A Parallel Implementation of Computing Mean Average Precision

Hi all, I have implemented mean average precision (mAP) in a CUDA-compatible way. It can now be plugged into a training loop to test a detector’s mAP on the validation set after each training epoch just as how accuracy is tested for image classifiers. Existing ways of testing mAP operate sequentially and are only done after the training process is finished. They require inference to be run on one image at a time and the detected bounding boxes need to be transferred to CPU or disk before mAP can be calculated. This is too inefficient and inconvenient to show how a detector improves on mAP after each training epoch. My implementation allows inference to be run on a mini-batch of images. True positives and false positives for the mini-batch are determined on GPU. mAP will be immediately available once inference is finished.

Currently, my implementation only supports Pascal VOC style mAP (i.e. a single IoU threshold), but it can be extended to support COCO style mAP (i.e. a list of IoU thresholds) with broadcasting. My laptop is too slow to work with COCO so I haven’t done that.
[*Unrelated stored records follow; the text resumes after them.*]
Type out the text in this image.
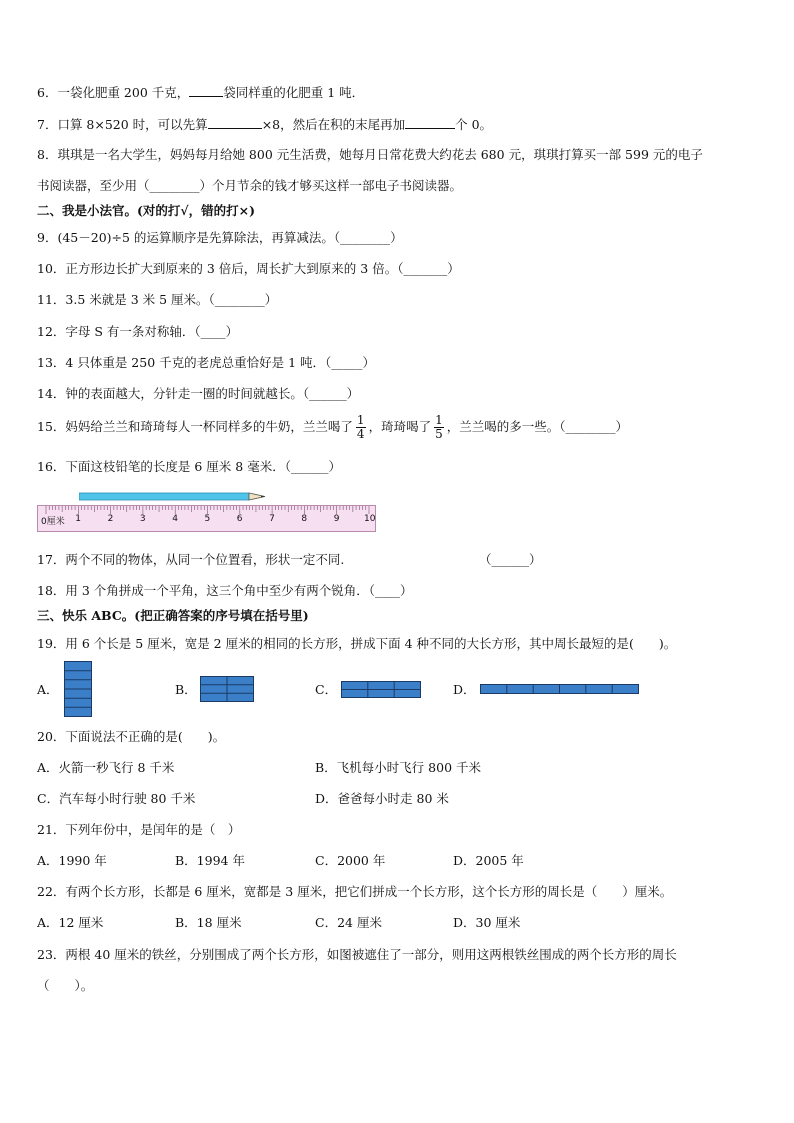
6．一袋化肥重 200 千克，	袋同样重的化肥重 1 吨．
7．口算 8×520 时，可以先算	×8，然后在积的末尾再加	个 0。
8．琪琪是一名大学生，妈妈每月给她 800 元生活费，她每月日常花费大约花去 680 元，琪琪打算买一部 599 元的电子
书阅读器，至少用（________）个月节余的钱才够买这样一部电子书阅读器。
二、我是小法官。(对的打√，错的打×)
9．(45－20)÷5 的运算顺序是先算除法，再算减法。（________）
10．正方形边长扩大到原来的 3 倍后，周长扩大到原来的 3 倍。（_______）
11．3.5 米就是 3 米 5 厘米。（________）
12．字母 S 有一条对称轴．（____）
13．4 只体重是 250 千克的老虎总重恰好是 1 吨．（_____）
14．钟的表面越大，分针走一圈的时间就越长。（______）
15．妈妈给兰兰和琦琦每人一杯同样多的牛奶，兰兰喝了 $\frac{1}{4}$ ，琦琦喝了 $\frac{1}{5}$ ，兰兰喝的多一些。（________）
16．下面这枝铅笔的长度是 6 厘米 8 毫米．（______）
0厘米 1	2	3	4	5	6	7	8	9	10
17．两个不同的物体，从同一个位置看，形状一定不同.	（______）
18．用 3 个角拼成一个平角，这三个角中至少有两个锐角．（____）
三、快乐 ABC。(把正确答案的序号填在括号里)
19．用 6 个长是 5 厘米，宽是 2 厘米的相同的长方形，拼成下面 4 种不同的大长方形，其中周长最短的是(　　)。
A．	B．	C．	D．
20．下面说法不正确的是(　　)。
A．火箭一秒飞行 8 千米	B．飞机每小时飞行 800 千米
C．汽车每小时行驶 80 千米	D．爸爸每小时走 80 米
21．下列年份中，是闰年的是（　）
A．1990 年	B．1994 年	C．2000 年	D．2005 年
22．有两个长方形，长都是 6 厘米，宽都是 3 厘米，把它们拼成一个长方形，这个长方形的周长是（　　）厘米。
A．12 厘米	B．18 厘米	C．24 厘米	D．30 厘米
23．两根 40 厘米的铁丝，分别围成了两个长方形，如图被遮住了一部分，则用这两根铁丝围成的两个长方形的周长
（　　）。
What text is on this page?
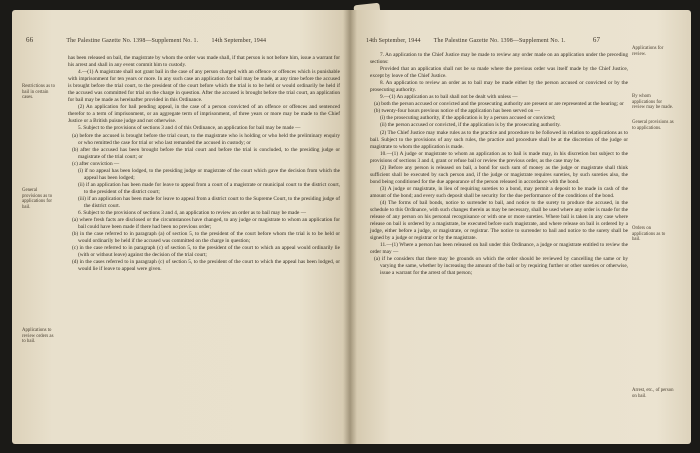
66	The Palestine Gazette No. 1398—Supplement No. 1. 14th September, 1944
Restrictions as to bail in certain cases.
General provisions as to applications for bail.
Applications to review orders as to bail.

has been released on bail, the magistrate by whom the order was made shall, if that person is not before him, issue a warrant for his arrest and shall in any event commit him to custody.

4.—(1) A magistrate shall not grant bail in the case of any person charged with an offence or offences which is punishable with imprisonment for ten years or more. In any such case an application for bail may be made, at any time before the accused is brought before the trial court, to the president of the court before which the trial is to be held or would ordinarily be held if the accused was committed for trial on the charge in question. After the accused is brought before the trial court, an application for bail may be made as hereinafter provided in this Ordinance.

(2) An application for bail pending appeal, in the case of a person convicted of an offence or offences and sentenced therefor to a term of imprisonment, or an aggregate term of imprisonment, of three years or more may be made to the Chief Justice or a British puisne judge and not otherwise.

5. Subject to the provisions of sections 3 and 4 of this Ordinance, an application for bail may be made —

(a) before the accused is brought before the trial court, to the magistrate who is holding or who held the preliminary enquiry or who remitted the case for trial or who last remanded the accused in custody; or

(b) after the accused has been brought before the trial court and before the trial is concluded, to the presiding judge or magistrate of the trial court; or

(c) after conviction —

(i) if no appeal has been lodged, to the presiding judge or magistrate of the court which gave the decision from which the appeal has been lodged;

(ii) if an application has been made for leave to appeal from a court of a magistrate or municipal court to the district court, to the president of the district court;

(iii) if an application has been made for leave to appeal from a district court to the Supreme Court, to the presiding judge of the district court.

6. Subject to the provisions of sections 3 and 4, an application to review an order as to bail may be made —

(a) where fresh facts are disclosed or the circumstances have changed, to any judge or magistrate to whom an application for bail could have been made if there had been no previous order;

(b) in the case referred to in paragraph (a) of section 5, to the president of the court before whom the trial is to be held or would ordinarily be held if the accused was committed on the charge in question;

(c) in the case referred to in paragraph (c) of section 5, to the president of the court to which an appeal would ordinarily lie (with or without leave) against the decision of the trial court;

(d) in the cases referred to in paragraph (c) of section 5, to the president of the court to which the appeal has been lodged, or would lie if leave to appeal were given.

14th September, 1944 The Palestine Gazette No. 1398—Supplement No. 1.	67
Applications for review.
By whom applications for review may be made.
General provisions as to applications.
Orders on applications as to bail.
Arrest, etc., of person on bail.

7. An application to the Chief Justice may be made to review any order made on an application under the preceding sections:

Provided that an application shall not be so made where the previous order was itself made by the Chief Justice, except by leave of the Chief Justice.

8. An application to review an order as to bail may be made either by the person accused or convicted or by the prosecuting authority.

9.—(1) An application as to bail shall not be dealt with unless —

(a) both the person accused or convicted and the prosecuting authority are present or are represented at the hearing; or

(b) twenty-four hours previous notice of the application has been served on —

(i) the prosecuting authority, if the application is by a person accused or convicted;

(ii) the person accused or convicted, if the application is by the prosecuting authority.

(2) The Chief Justice may make rules as to the practice and procedure to be followed in relation to applications as to bail. Subject to the provisions of any such rules, the practice and procedure shall be at the discretion of the judge or magistrate to whom the application is made.

10.—(1) A judge or magistrate to whom an application as to bail is made may, in his discretion but subject to the provisions of sections 3 and 4, grant or refuse bail or review the previous order, as the case may be.

(2) Before any person is released on bail, a bond for such sum of money as the judge or magistrate shall think sufficient shall be executed by such person and, if the judge or magistrate requires sureties, by such sureties also, the bond being conditioned for the due appearance of the person released in accordance with the bond.

(3) A judge or magistrate, in lieu of requiring sureties to a bond, may permit a deposit to be made in cash of the amount of the bond; and every such deposit shall be security for the due performance of the conditions of the bond.

(4) The forms of bail bonds, notice to surrender to bail, and notice to the surety to produce the accused, in the schedule to this Ordinance, with such changes therein as may be necessary, shall be used where any order is made for the release of any person on his personal recognisance or with one or more sureties. Where bail is taken in any case where release on bail is ordered by a magistrate, be executed before such magistrate, and where release on bail is ordered by a judge, either before a judge, or magistrate, or registrar. The notice to surrender to bail and notice to the surety shall be signed by a judge or registrar or by the magistrate.

11.—(1) Where a person has been released on bail under this Ordinance, a judge or magistrate entitled to review the order may —

(a) if he considers that there may be grounds on which the order should be reviewed by cancelling the same or by varying the same, whether by increasing the amount of the bail or by requiring further or other sureties or otherwise, issue a warrant for the arrest of that person;
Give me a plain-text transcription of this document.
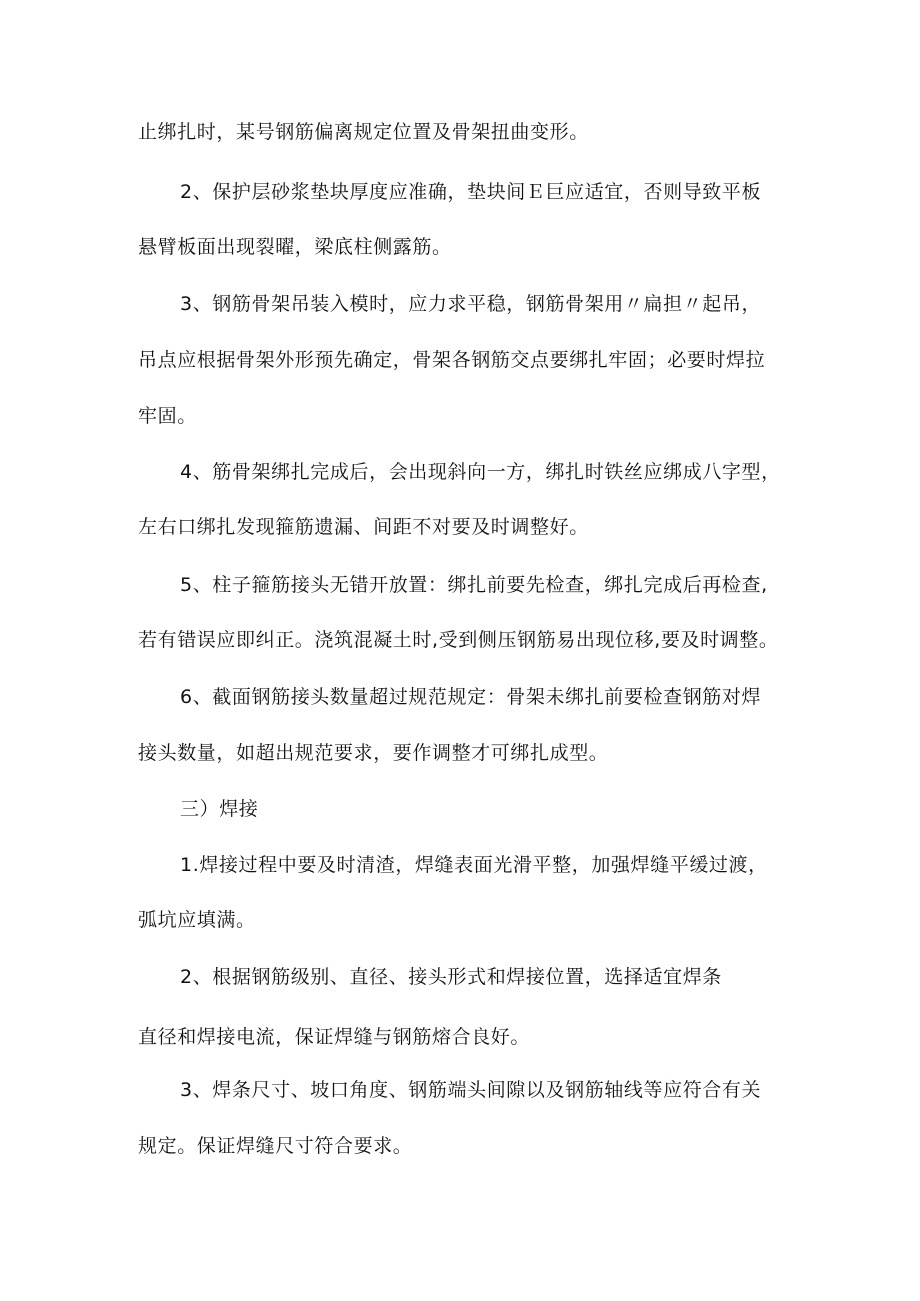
止绑扎时，某号钢筋偏离规定位置及骨架扭曲变形。

2、保护层砂浆垫块厚度应准确，垫块间Ｅ巨应适宜，否则导致平板

悬臂板面出现裂曜，梁底柱侧露筋。

3、钢筋骨架吊装入模时，应力求平稳，钢筋骨架用〃扁担〃起吊，

吊点应根据骨架外形预先确定，骨架各钢筋交点要绑扎牢固；必要时焊拉

牢固。

4、筋骨架绑扎完成后，会出现斜向一方，绑扎时铁丝应绑成八字型，

左右口绑扎发现箍筋遗漏、间距不对要及时调整好。

5、柱子箍筋接头无错开放置：绑扎前要先检查，绑扎完成后再检查,

若有错误应即纠正。浇筑混凝土时,受到侧压钢筋易出现位移,要及时调整。

6、截面钢筋接头数量超过规范规定：骨架未绑扎前要检查钢筋对焊

接头数量，如超出规范要求，要作调整才可绑扎成型。

三）焊接

1.焊接过程中要及时清渣，焊缝表面光滑平整，加强焊缝平缓过渡，

弧坑应填满。

2、根据钢筋级别、直径、接头形式和焊接位置，选择适宜焊条

直径和焊接电流，保证焊缝与钢筋熔合良好。

3、焊条尺寸、坡口角度、钢筋端头间隙以及钢筋轴线等应符合有关

规定。保证焊缝尺寸符合要求。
My implementation may require a slight change in how your dataloader and postprocessing work. The general rule is to ensure everything in a mini-batch has the same shape. This can be done by padding dummy values and using binary masks to keep track of real values. I have a complete example with a demo notebook at GitHub - bwangca/fast-map: A PyTorch implementation of computing mean average precision in parallel. Detailed explanations can also be found in my paper at [2206.09504] A Parallel Implementation of Computing Mean Average Precision.